Waste → Ammonia (toxic) → Nitrite (toxic) → Nitrate (okay)

In the beginning, we added a weekly dose of biological enhancer (MicrobeLift Special Blend) to help these beneficial bacteria colonies form in our coldwater ecosystem.

(If we had plants in the aquarium, they would absorb these nitrates and use them as nutrients, completing the cycle. Since we don't, we can do partial water changes regularly.)

The video here might be familiar to some of you. This example by Aquarium Co-op explains the Nitrogen cycle using m&m’s. You can use this video with your students, or another one that you may prefer more. 

How To Run A Full Water Quality Test

This video features our very own Phil Koon, showing the entire process of running a full water quality test. Ideally, we’re doing this every other day to have an accurate reading of our water trends.

Recording Water Quality Data

Not only do we want to be testing our data, but we want to be recording it as well. This helps us keep an accurate record, and can show the students these biological processes in real time. You can print out and keep this Trout Care Daily/Weekly Checklist nearby your aquarium for the students to help fill out. As the teacher, you will also be uploading this information into the 2025-26 Aquarium Monitoring Data Sheet, so the DCL team has access to this information and can help you troubleshoot any issues that may occur.

Recommended Water Testing Levels:

  • Ammonia- Less than 1 mg/l (ppm).

  • Nitrite- Near zero (ppm), once bacteria are established in the filter system

  • Nitrate- Below 40 ppm (mg/l)

  • pH- The pH scale runs from 1 (acid) to 14 (basic).  7 is “neutral”.  A pH of 7.4 – 8.4 is fine for our trout

Ammonia and Nitrite at high levels are toxic to your fish. Nitrate is not, it would take up to 200 ppm for nitrate to be toxic.

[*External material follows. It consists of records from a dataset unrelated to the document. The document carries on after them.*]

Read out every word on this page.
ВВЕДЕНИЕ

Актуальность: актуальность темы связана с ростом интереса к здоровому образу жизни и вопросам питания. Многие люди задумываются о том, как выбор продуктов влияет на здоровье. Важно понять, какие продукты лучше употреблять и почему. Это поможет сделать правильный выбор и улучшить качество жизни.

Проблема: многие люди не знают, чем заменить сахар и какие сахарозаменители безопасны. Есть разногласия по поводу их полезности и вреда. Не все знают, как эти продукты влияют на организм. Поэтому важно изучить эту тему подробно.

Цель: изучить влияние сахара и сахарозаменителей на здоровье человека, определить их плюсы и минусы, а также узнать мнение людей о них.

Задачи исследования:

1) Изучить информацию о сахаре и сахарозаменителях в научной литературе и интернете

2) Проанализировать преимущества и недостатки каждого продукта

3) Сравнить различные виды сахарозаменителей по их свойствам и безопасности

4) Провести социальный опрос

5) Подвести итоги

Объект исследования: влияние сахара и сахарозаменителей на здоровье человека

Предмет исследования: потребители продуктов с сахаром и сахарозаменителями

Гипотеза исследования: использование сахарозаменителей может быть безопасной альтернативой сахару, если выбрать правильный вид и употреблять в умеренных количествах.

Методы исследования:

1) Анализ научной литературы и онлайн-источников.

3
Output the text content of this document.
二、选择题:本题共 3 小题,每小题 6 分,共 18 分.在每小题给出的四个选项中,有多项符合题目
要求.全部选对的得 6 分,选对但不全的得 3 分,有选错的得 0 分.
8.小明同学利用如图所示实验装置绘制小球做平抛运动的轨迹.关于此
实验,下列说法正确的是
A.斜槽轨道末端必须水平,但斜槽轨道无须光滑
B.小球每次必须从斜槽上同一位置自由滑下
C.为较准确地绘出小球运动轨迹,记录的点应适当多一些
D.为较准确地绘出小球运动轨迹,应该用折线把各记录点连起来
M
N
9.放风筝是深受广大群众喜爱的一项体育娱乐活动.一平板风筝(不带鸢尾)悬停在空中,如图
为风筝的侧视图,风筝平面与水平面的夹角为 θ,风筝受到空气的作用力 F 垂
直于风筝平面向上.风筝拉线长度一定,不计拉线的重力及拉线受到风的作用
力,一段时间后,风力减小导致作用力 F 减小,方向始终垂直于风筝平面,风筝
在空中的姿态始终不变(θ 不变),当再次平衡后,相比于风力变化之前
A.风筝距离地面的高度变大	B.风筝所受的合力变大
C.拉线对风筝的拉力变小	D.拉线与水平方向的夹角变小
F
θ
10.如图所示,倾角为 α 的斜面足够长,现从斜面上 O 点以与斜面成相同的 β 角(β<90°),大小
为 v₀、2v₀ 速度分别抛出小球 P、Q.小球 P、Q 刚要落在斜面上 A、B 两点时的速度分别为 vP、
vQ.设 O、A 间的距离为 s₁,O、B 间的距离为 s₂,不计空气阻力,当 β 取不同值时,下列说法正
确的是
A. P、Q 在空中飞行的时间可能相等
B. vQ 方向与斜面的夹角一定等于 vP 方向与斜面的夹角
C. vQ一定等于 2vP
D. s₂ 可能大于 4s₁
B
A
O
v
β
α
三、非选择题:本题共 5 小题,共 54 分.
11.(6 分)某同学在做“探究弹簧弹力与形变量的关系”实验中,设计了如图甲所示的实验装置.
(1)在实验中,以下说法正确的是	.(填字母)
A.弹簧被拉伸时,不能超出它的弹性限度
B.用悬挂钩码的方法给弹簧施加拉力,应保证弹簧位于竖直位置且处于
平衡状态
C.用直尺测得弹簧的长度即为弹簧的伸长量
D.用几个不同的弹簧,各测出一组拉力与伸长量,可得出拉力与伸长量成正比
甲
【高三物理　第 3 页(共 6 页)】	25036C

What To Do if Levels are Consistently High (Over Extended Testing):

  • If ammonia or nitrite levels rise above 1 ppm for an extended period, contact us.  Reducing or temporarily pausing your feeding schedule is a good first step that you can take right away.  Depending on the conditions in your aquarium, additional filter media or aquarium cleaning/gravel vacuuming can also quickly reduce these waste products.

  • Nitrate levels will steadily rise during the year.  Without the presence of plants in our aquarium, the nitrogen cycle is incomplete, and there is no place for nitrate to go.  This is not a threat to your trout, but high levels will encourage algae growth, odor, etc. The only way to reduce nitrate is with partial water changes.

More Troubleshooting:

Depending on where you are consistently seeing concerningly high levels in your aquarium, you may need to troubleshoot further as to what could be the cause. A really great resource for troubleshooting is this Pennsylvania Trout in the Classroom document. It provides a great overview of the Nitrogen Cycle, and if you skip over to pages 56-58, you can find causes and remedies for high Ammonia and Nitrite levels that may help target and fix your exact issue!